A discussão sobre a eliminação das passagens de nível, que também aparece no texto assinado por Rodrigues, evidencia que o automóvel, apesar de ter uma capacidade irrisória, emitir poluição atmosférica e ser potencialmente mais letal, precisa gozar de prioridade no viário. Além de fazer obras bilionárias para atender uma demanda pouco expressiva e continuar operando serviços que não estão apoiados em esforços regionalizados de desenvolvimento, a CPTM ainda precisa evitar aumentar os conflitos entre o transporte ferroviário e o transporte rodoviário, afinal, o jornal deixa claro que os carros não podem esperar a passagem dos trens e enaltece o complexo viário construído no Centro Histórico Tradicional, que deixou os pedestres em último lugar na lista de prioridade das intervenções. O conflito não nasce da necessidade de reduzir ainda mais os intervalos no município, mas sim da ideia de que passagens de nível são intoleráveis, quando faria muito mais sentido otimizar a passagem de quem realmente precisa e desincentivar o uso do automóvel.
Para o caso de Mogi das Cruzes, não existe tecnologia ferroviária mais versátil do que o VLT. Em trechos com elevada segregação, como é o caso daquele entre Suzano e Jundiapeba, os trens, apesar de mais leves, poderiam desenvolver excelentes velocidades, enquanto trechos de menor segregação, mais integrados a áreas com grande fluxo de pedestres e veículos, poderiam circular com menor velocidade, mas muito maior capacidade de frenagem. As estações seriam menores, mais baratas e mais simples. Haveria a opção de operar uma linha circular no Centro Histórico e Tradicional, sem segregação, fazendo o papel de bonde (e potencialmente sendo aliada na eliminação completa do tráfego de carros de passeio). O VLT também torna mais factível a discussão de uma expansão até Sabaúna e Guararema, como parte do eixo de desenvolvimento turístico de uma política maior de desenvolvimento do território cortado pelos trilhos.

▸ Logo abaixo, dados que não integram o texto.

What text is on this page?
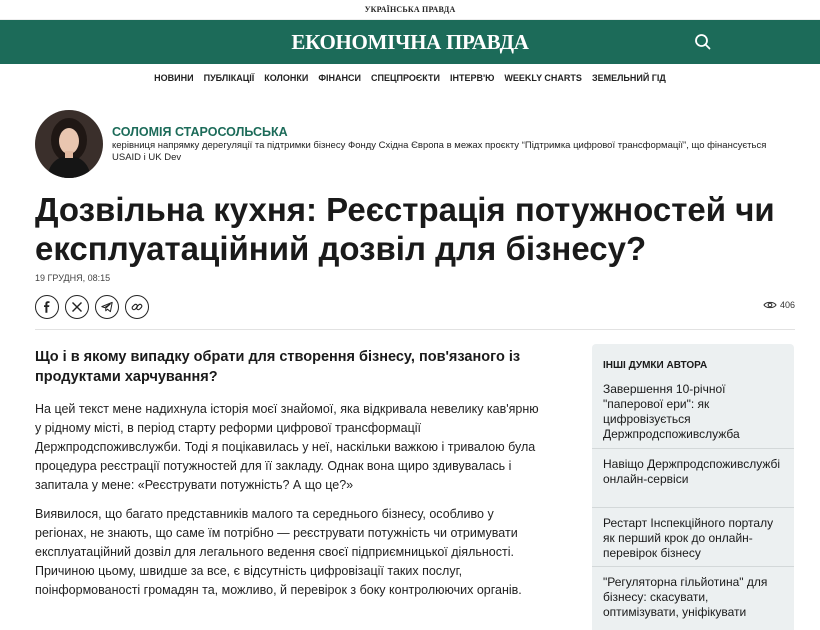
УКРАЇНСЬКА ПРАВДА
ЕКОНОМІЧНА ПРАВДА
НОВИНИ ПУБЛІКАЦІЇ КОЛОНКИ ФІНАНСИ СПЕЦПРОЄКТИ ІНТЕРВ'Ю WEEKLY CHARTS ЗЕМЕЛЬНИЙ ГІД
СОЛОМІЯ СТАРОСОЛЬСЬКА
керівниця напрямку дерегуляції та підтримки бізнесу Фонду Східна Європа в межах проєкту “Підтримка цифрової трансформації”, що фінансується USAID і UK Dev
Дозвільна кухня: Реєстрація потужностей чи експлуатаційний дозвіл для бізнесу?
19 ГРУДНЯ, 08:15
406
Що і в якому випадку обрати для створення бізнесу, пов'язаного із продуктами харчування?

На цей текст мене надихнула історія моєї знайомої, яка відкривала невелику кав'ярню у рідному місті, в період старту реформи цифрової трансформації Держпродспоживслужби. Тоді я поцікавилась у неї, наскільки важкою і тривалою була процедура реєстрації потужностей для її закладу. Однак вона щиро здивувалась і запитала у мене: «Реєструвати потужність? А що це?»

Виявилося, що багато представників малого та середнього бізнесу, особливо у регіонах, не знають, що саме їм потрібно — реєструвати потужність чи отримувати експлуатаційний дозвіл для легального ведення своєї підприємницької діяльності. Причиною цьому, швидше за все, є відсутність цифровізації таких послуг, поінформованості громадян та, можливо, й перевірок з боку контролюючих органів.

ІНШІ ДУМКИ АВТОРА
Завершення 10-річної "паперової ери": як цифровізується Держпродспоживслужба
Навіщо Держпродспоживслужбі онлайн-сервіси
Рестарт Інспекційного порталу як перший крок до онлайн-перевірок бізнесу
"Регуляторна гільйотина" для бізнесу: скасувати, оптимізувати, уніфікувати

O vídeo do MAX é bastante didático para demonstrar o funcionamento de um bom VLT. Nos minutos iniciais, os trens correm paralelamente a uma rodovia, enquanto no meio do vídeo, circulam nas quadras da área central da cidade, em velocidade compatível com a urbanização existente, em conjunto com soluções adequadas de sinalização e mobiliário urbano. Outro bom exemplo de VLT é o da Baixada Santista, de propriedade da EMTU (Empresa Metropolitana de Transportes Urbanos), ameaçada de extinção por um projeto de lei recentemente aprovado.
Nem tudo, é claro, foi mau. O jornal acertou ao lembrar da MRS Logística, responsável pela operação dos poucos trens de carga que circulam após Estudantes e também ao colocar, ainda que indiretamente, a importância de investimentos para qualificar a infraestrutura de todas as quatro estações da CPTM que atualmente funcionam na cidade.